事故現場はシーラチャー高架道路の中央分離帯付近。黒トヨタ・ピックアップが何らかの理由でハンドル制御を失い、上り線の中央分離帯を乗り越えて対向車線に飛び出した。最初に正面から衝突したのは4輪封閉型のロリー車(封閉型貨物車、配送用)で、その衝撃で日産セダン(緑色)も巻き込まれる三重衝突となった。
負傷者の内訳は6人で、うち3人が重体。残る3人も病院に搬送され治療を受けている。具体的な国籍・性別は本稿時点で公表されていないが、シーラチャーは日系自動車部品工場・日本人駐在員の居住地が集中するエリアのため、日本人関係者の有無は今後の発表で確認される必要がある。
シーラチャーはバンコクから東部経済回廊(EEC)への通勤・物流の主要動線で、毎日数千台の四輪・大型車両が高速道路を行き交う。今回の事故が発生した高架部分は、ピックアップトラック・大型貨物車の混在比率が高い区間として知られ、過去にも同種の中央分離帯越え事故が複数発生してきた。

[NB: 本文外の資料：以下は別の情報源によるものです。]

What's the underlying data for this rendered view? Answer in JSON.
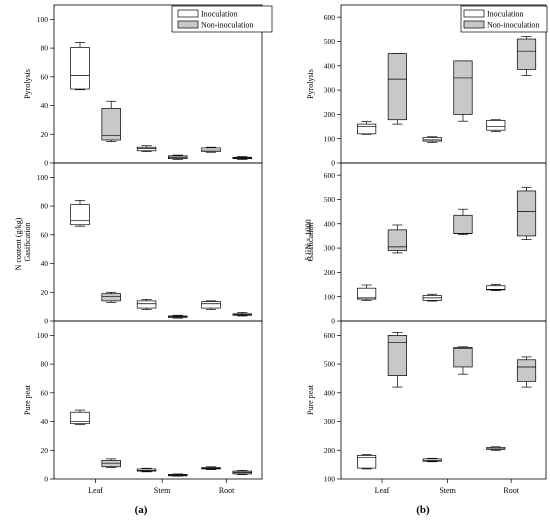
{
  "colors": {
    "inoculation": "#ffffff",
    "non_inoculation": "#c8c8c8",
    "stroke": "#000000"
  },
  "legend": {
    "inoculation": "Inoculation",
    "non_inoculation": "Non-inoculation"
  },
  "panel_labels": {
    "a": "(a)",
    "b": "(b)"
  },
  "shared_ylabels": {
    "a": "N content (g/kg)",
    "b": "δ ¹⁵N × 1000"
  },
  "chart_data": [
    {
      "type": "box",
      "panel": "a",
      "row": 1,
      "ylabel": "Pyrolysis",
      "ylim": [
        0,
        110
      ],
      "yticks": [
        0,
        20,
        40,
        60,
        80,
        100
      ],
      "categories": [
        "Leaf",
        "Stem",
        "Root"
      ],
      "series": [
        {
          "name": "Inoculation",
          "boxes": [
            {
              "min": 51,
              "q1": 51.5,
              "median": 61,
              "q3": 80.5,
              "max": 84
            },
            {
              "min": 8,
              "q1": 8.5,
              "median": 10,
              "q3": 11,
              "max": 12
            },
            {
              "min": 7.5,
              "q1": 8,
              "median": 9,
              "q3": 10.5,
              "max": 11
            }
          ]
        },
        {
          "name": "Non-inoculation",
          "boxes": [
            {
              "min": 15,
              "q1": 16,
              "median": 19,
              "q3": 38,
              "max": 43
            },
            {
              "min": 2.5,
              "q1": 3,
              "median": 4,
              "q3": 5,
              "max": 5.5
            },
            {
              "min": 2.5,
              "q1": 3,
              "median": 3.5,
              "q3": 4,
              "max": 4.5
            }
          ]
        }
      ]
    },
    {
      "type": "box",
      "panel": "a",
      "row": 2,
      "ylabel": "Gasification",
      "ylim": [
        0,
        110
      ],
      "yticks": [
        0,
        20,
        40,
        60,
        80,
        100
      ],
      "categories": [
        "Leaf",
        "Stem",
        "Root"
      ],
      "series": [
        {
          "name": "Inoculation",
          "boxes": [
            {
              "min": 66,
              "q1": 67,
              "median": 70,
              "q3": 81,
              "max": 84
            },
            {
              "min": 8,
              "q1": 9,
              "median": 12,
              "q3": 14,
              "max": 15
            },
            {
              "min": 8,
              "q1": 9,
              "median": 12,
              "q3": 13.5,
              "max": 14
            }
          ]
        },
        {
          "name": "Non-inoculation",
          "boxes": [
            {
              "min": 13,
              "q1": 14,
              "median": 17,
              "q3": 19,
              "max": 20
            },
            {
              "min": 2,
              "q1": 2.5,
              "median": 3,
              "q3": 3.5,
              "max": 4
            },
            {
              "min": 3.5,
              "q1": 4,
              "median": 4.5,
              "q3": 5,
              "max": 6
            }
          ]
        }
      ]
    },
    {
      "type": "box",
      "panel": "a",
      "row": 3,
      "ylabel": "Pure peat",
      "ylim": [
        0,
        110
      ],
      "yticks": [
        0,
        20,
        40,
        60,
        80,
        100
      ],
      "categories": [
        "Leaf",
        "Stem",
        "Root"
      ],
      "xticks_shown": true,
      "series": [
        {
          "name": "Inoculation",
          "boxes": [
            {
              "min": 38,
              "q1": 38.5,
              "median": 40,
              "q3": 46.5,
              "max": 48
            },
            {
              "min": 5,
              "q1": 5.5,
              "median": 6,
              "q3": 7,
              "max": 7.5
            },
            {
              "min": 6.5,
              "q1": 7,
              "median": 7.5,
              "q3": 8,
              "max": 8.5
            }
          ]
        },
        {
          "name": "Non-inoculation",
          "boxes": [
            {
              "min": 8,
              "q1": 8.5,
              "median": 11,
              "q3": 13,
              "max": 14
            },
            {
              "min": 2,
              "q1": 2.2,
              "median": 2.8,
              "q3": 3.2,
              "max": 3.5
            },
            {
              "min": 3,
              "q1": 3.5,
              "median": 4.5,
              "q3": 5.5,
              "max": 6
            }
          ]
        }
      ]
    },
    {
      "type": "box",
      "panel": "b",
      "row": 1,
      "ylabel": "Pyrolysis",
      "ylim": [
        0,
        650
      ],
      "yticks": [
        0,
        100,
        200,
        300,
        400,
        500,
        600
      ],
      "categories": [
        "Leaf",
        "Stem",
        "Root"
      ],
      "series": [
        {
          "name": "Inoculation",
          "boxes": [
            {
              "min": 118,
              "q1": 120,
              "median": 150,
              "q3": 160,
              "max": 170
            },
            {
              "min": 85,
              "q1": 90,
              "median": 95,
              "q3": 105,
              "max": 108
            },
            {
              "min": 130,
              "q1": 135,
              "median": 150,
              "q3": 175,
              "max": 178
            }
          ]
        },
        {
          "name": "Non-inoculation",
          "boxes": [
            {
              "min": 160,
              "q1": 178,
              "median": 345,
              "q3": 450,
              "max": 450
            },
            {
              "min": 172,
              "q1": 200,
              "median": 350,
              "q3": 420,
              "max": 420
            },
            {
              "min": 360,
              "q1": 385,
              "median": 460,
              "q3": 510,
              "max": 520
            }
          ]
        }
      ]
    },
    {
      "type": "box",
      "panel": "b",
      "row": 2,
      "ylabel": "Gasification",
      "ylim": [
        0,
        650
      ],
      "yticks": [
        0,
        100,
        200,
        300,
        400,
        500,
        600
      ],
      "categories": [
        "Leaf",
        "Stem",
        "Root"
      ],
      "series": [
        {
          "name": "Inoculation",
          "boxes": [
            {
              "min": 85,
              "q1": 90,
              "median": 95,
              "q3": 135,
              "max": 148
            },
            {
              "min": 82,
              "q1": 85,
              "median": 95,
              "q3": 105,
              "max": 110
            },
            {
              "min": 125,
              "q1": 128,
              "median": 130,
              "q3": 145,
              "max": 150
            }
          ]
        },
        {
          "name": "Non-inoculation",
          "boxes": [
            {
              "min": 280,
              "q1": 290,
              "median": 305,
              "q3": 375,
              "max": 395
            },
            {
              "min": 355,
              "q1": 360,
              "median": 360,
              "q3": 435,
              "max": 460
            },
            {
              "min": 335,
              "q1": 350,
              "median": 450,
              "q3": 535,
              "max": 550
            }
          ]
        }
      ]
    },
    {
      "type": "box",
      "panel": "b",
      "row": 3,
      "ylabel": "Pure peat",
      "ylim": [
        100,
        650
      ],
      "yticks": [
        100,
        200,
        300,
        400,
        500,
        600
      ],
      "categories": [
        "Leaf",
        "Stem",
        "Root"
      ],
      "xticks_shown": true,
      "series": [
        {
          "name": "Inoculation",
          "boxes": [
            {
              "min": 135,
              "q1": 138,
              "median": 175,
              "q3": 182,
              "max": 185
            },
            {
              "min": 160,
              "q1": 162,
              "median": 165,
              "q3": 170,
              "max": 172
            },
            {
              "min": 200,
              "q1": 203,
              "median": 205,
              "q3": 210,
              "max": 212
            }
          ]
        },
        {
          "name": "Non-inoculation",
          "boxes": [
            {
              "min": 420,
              "q1": 460,
              "median": 575,
              "q3": 600,
              "max": 610
            },
            {
              "min": 465,
              "q1": 490,
              "median": 555,
              "q3": 558,
              "max": 560
            },
            {
              "min": 420,
              "q1": 440,
              "median": 490,
              "q3": 515,
              "max": 525
            }
          ]
        }
      ]
    }
  ]
}
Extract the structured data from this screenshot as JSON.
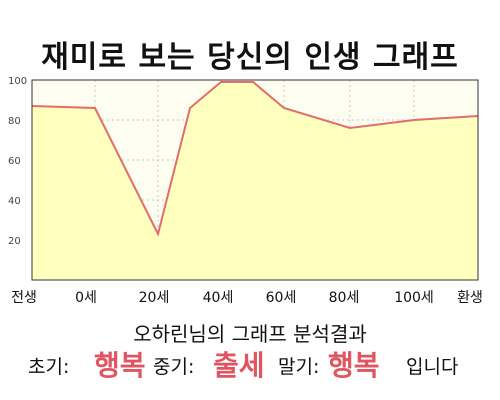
{
  "title": "재미로 보는 당신의 인생 그래프",
  "chart_data": {
    "type": "area",
    "x_labels": [
      "전생",
      "0세",
      "20세",
      "40세",
      "60세",
      "80세",
      "100세",
      "환생"
    ],
    "y_ticks": [
      20,
      40,
      60,
      80,
      100
    ],
    "ylim": [
      0,
      100
    ],
    "grid": true,
    "series": [
      {
        "points": [
          {
            "x": "전생",
            "y": 87
          },
          {
            "x": "0세",
            "y": 86
          },
          {
            "x": "20세",
            "y": 23
          },
          {
            "x": "30세",
            "y": 86
          },
          {
            "x": "40세",
            "y": 99
          },
          {
            "x": "50세",
            "y": 99
          },
          {
            "x": "60세",
            "y": 86
          },
          {
            "x": "80세",
            "y": 76
          },
          {
            "x": "100세",
            "y": 80
          },
          {
            "x": "환생",
            "y": 82
          }
        ]
      }
    ],
    "colors": {
      "line": "#e36c6c",
      "fill": "#ffffbe",
      "plot_bg": "#fdfdf0",
      "grid": "#c8c8c8"
    }
  },
  "result": {
    "title": "오하린님의 그래프 분석결과",
    "early_label": "초기:",
    "early_value": "행복",
    "mid_label": "중기:",
    "mid_value": "출세",
    "late_label": "말기:",
    "late_value": "행복",
    "ending": "입니다",
    "highlight_color": "#e05560"
  }
}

タイの幹線道路でのピックアップトラック中央分離帯越えは、運転手の眠気・スマホ操作・スピード超過・タイヤ不具合などが主因として繰り返し指摘されてきた。事故率は依然として日本の数倍以上で、タイ警察と運輸省は安全対策を進めるものの、根本的な改善は遅れている。
タイ全国の交通事故では、5月8日にランパーンで居眠り母子追突死亡事故、5月9日にラチャブリでベンツがバイク夫妻に突入、5月10日にバンコクで2人のGrabライダーがCR-V接触で転倒、バス車体下に滑り込み死亡など、四輪・二輪混在の脆弱な交通安全状況が連続して可視化されている。
タイ在住の日本人駐在員にとって、シーラチャー周辺は通勤と買い物の中心地で、休日の家族での移動も多い。今回の事故は午前10時半という日中の活動時間帯で発生しており、日中の油断・スマホ操作の危険性を改めて示している。タイで運転する場合は、日本以上に防衛運転を徹底し、ピックアップトラックや大型車両との距離を多めに取ることが基本となる。